Phreatic #2 karya Arin Dwihartanto Sunaryo.
Karya Tisna dan Mujahidin tampil dalam pemeran "Trajectory: A Decade of Lawangwangi", di Galeri Lawangwangi, kawasan Bandung Utara, Jawa Barat, 24 April hingga 24 Mei 2020. Pameran itu digelar untuk merayakan pendirian 10 tahun Lawangwangi.

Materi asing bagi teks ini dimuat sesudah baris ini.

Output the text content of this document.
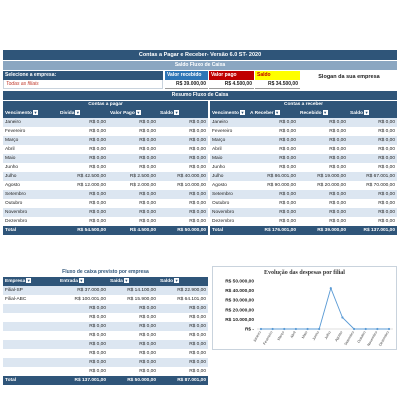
Contas a Pagar e Receber- Versão 6.0 ST- 2020
Saldo Fluxo de Caixa
Selecione a empresa:
Todas as filiais
Valor recebido	Valor pago	Saldo
R$ 39.000,00	R$ 4.500,00	R$ 34.500,00
Slogan da sua empresa
Resumo Fluxo de Caixa
Contas a pagar			
Vencimento ▼	Divida ▼	Valor Pago ▼	Saldo ▼
Janeiro	R$ 0,00	R$ 0,00	R$ 0,00
Fevereiro	R$ 0,00	R$ 0,00	R$ 0,00
Março	R$ 0,00	R$ 0,00	R$ 0,00
Abril	R$ 0,00	R$ 0,00	R$ 0,00
Maio	R$ 0,00	R$ 0,00	R$ 0,00
Junho	R$ 0,00	R$ 0,00	R$ 0,00
Julho	R$ 42.500,00	R$ 2.500,00	R$ 40.000,00
Agosto	R$ 12.000,00	R$ 2.000,00	R$ 10.000,00
Setembro	R$ 0,00	R$ 0,00	R$ 0,00
Outubro	R$ 0,00	R$ 0,00	R$ 0,00
Novembro	R$ 0,00	R$ 0,00	R$ 0,00
Dezembro	R$ 0,00	R$ 0,00	R$ 0,00
Total	R$ 54.500,00	R$ 4.500,00	R$ 50.000,00
Contas a receber			
Vencimento ▼	A Receber ▼	Recebido ▼	Saldo ▼
Janeiro	R$ 0,00	R$ 0,00	R$ 0,00
Fevereiro	R$ 0,00	R$ 0,00	R$ 0,00
Março	R$ 0,00	R$ 0,00	R$ 0,00
Abril	R$ 0,00	R$ 0,00	R$ 0,00
Maio	R$ 0,00	R$ 0,00	R$ 0,00
Junho	R$ 0,00	R$ 0,00	R$ 0,00
Julho	R$ 86.001,00	R$ 19.000,00	R$ 67.001,00
Agosto	R$ 90.000,00	R$ 20.000,00	R$ 70.000,00
Setembro	R$ 0,00	R$ 0,00	R$ 0,00
Outubro	R$ 0,00	R$ 0,00	R$ 0,00
Novembro	R$ 0,00	R$ 0,00	R$ 0,00
Dezembro	R$ 0,00	R$ 0,00	R$ 0,00
Total	R$ 176.001,00	R$ 39.000,00	R$ 137.001,00
Fluxo de caixa previsto por empresa
Empresa ▼	Entrada ▼	Saída ▼	Saldo ▼
Filial-SP	R$ 37.000,00	R$ 14.100,00	R$ 22.900,00
Filial-ABC	R$ 100.001,00	R$ 15.900,00	R$ 64.101,00
	R$ 0,00	R$ 0,00	R$ 0,00
	R$ 0,00	R$ 0,00	R$ 0,00
	R$ 0,00	R$ 0,00	R$ 0,00
	R$ 0,00	R$ 0,00	R$ 0,00
	R$ 0,00	R$ 0,00	R$ 0,00
	R$ 0,00	R$ 0,00	R$ 0,00
	R$ 0,00	R$ 0,00	R$ 0,00
	R$ 0,00	R$ 0,00	R$ 0,00
Total	R$ 137.001,00	R$ 50.000,00	R$ 87.001,00
Evolução das despesas por filial
R$ -
R$ 10.000,00
R$ 20.000,00
R$ 30.000,00
R$ 40.000,00
R$ 50.000,00
Janeiro Fevereiro Março Abril Maio Junho Julho Agosto Setembro Outubro Novembro Dezembro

Kurator Asmudjo J. Irianto & Gumilar Ganjar memilih sepuluh seniman lintas generasi sejak era 1990-an hingga sekarang untuk pameran itu.

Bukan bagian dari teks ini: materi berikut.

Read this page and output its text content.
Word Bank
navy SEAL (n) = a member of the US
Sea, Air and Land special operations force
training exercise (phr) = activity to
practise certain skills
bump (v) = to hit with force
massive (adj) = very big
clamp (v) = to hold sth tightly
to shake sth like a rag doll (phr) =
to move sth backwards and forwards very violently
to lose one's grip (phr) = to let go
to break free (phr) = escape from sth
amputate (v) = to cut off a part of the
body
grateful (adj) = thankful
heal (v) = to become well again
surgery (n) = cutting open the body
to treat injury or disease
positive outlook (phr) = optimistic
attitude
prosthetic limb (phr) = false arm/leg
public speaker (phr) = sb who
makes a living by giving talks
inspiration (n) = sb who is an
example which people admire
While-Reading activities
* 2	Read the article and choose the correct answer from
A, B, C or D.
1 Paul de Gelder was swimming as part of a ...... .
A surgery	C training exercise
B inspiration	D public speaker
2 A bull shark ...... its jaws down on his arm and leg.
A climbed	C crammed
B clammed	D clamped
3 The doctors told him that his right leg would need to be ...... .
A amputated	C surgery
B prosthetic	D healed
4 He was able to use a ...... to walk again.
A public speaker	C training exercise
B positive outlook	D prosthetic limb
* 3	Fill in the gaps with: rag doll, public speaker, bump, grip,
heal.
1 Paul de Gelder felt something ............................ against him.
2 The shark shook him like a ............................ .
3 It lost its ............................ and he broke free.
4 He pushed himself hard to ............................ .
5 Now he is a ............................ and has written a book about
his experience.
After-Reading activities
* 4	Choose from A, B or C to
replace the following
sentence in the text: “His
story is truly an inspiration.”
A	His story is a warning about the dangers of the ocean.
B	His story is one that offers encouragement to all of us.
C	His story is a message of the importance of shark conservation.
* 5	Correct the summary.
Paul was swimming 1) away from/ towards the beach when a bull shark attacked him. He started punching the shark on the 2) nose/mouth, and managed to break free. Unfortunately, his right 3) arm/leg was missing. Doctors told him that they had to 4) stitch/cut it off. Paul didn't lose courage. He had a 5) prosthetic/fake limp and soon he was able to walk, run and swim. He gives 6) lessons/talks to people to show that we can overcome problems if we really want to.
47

Selain Tisna dan Mujahidin, ada Arin Dwihartanto Soenaryo, Bandu Darmawan, Eddy Susanto, Etza Meisyara, Heri Dono, Jim Allen Abel, Mella Jaarsma, dan grup Tromarama. "Pameran ini ingin mengamati bagaimana dalam dua dekade terakhir ini wacana dan pasar masih berperan dalam simbiosis mutualisme," kata kurator dalam tulisannya di katalog pameran.

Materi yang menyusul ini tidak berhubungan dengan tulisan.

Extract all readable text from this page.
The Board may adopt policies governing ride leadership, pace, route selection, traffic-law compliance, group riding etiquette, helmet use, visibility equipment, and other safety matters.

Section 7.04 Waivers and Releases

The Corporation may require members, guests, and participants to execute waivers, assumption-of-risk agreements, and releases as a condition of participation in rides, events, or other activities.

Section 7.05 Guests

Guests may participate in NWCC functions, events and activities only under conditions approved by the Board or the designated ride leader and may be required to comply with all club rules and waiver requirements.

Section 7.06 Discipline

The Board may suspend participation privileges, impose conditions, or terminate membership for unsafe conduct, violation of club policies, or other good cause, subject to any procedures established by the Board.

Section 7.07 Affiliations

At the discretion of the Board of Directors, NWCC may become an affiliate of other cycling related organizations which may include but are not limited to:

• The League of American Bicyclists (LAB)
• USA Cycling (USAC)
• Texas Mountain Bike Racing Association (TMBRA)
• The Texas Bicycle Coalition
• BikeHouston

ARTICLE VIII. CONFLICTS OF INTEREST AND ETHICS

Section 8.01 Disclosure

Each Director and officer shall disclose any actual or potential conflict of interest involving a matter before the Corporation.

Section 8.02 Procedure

Arin menampilkan lukisan abstrak berjudul Phreatic #2 buatan 2015 yang mengeksplorasi bahan pigmen dari sumber lain, seperti abu vulkanis hingga limbah makanan. Adapun Bandu Darmawan membuat instalasi augmented reality (AR) berjudul Gelombang Terakhir (2020). Temanya mengangkat soal kebiasaan pengguna media sosial berbasis gambar untuk memanipulasi citraan. Sementara itu, pelukis Eddy Susanto dengan gambar bergaya klasik dan garis berkalimat membuat lukisan berjudul The Decalogue.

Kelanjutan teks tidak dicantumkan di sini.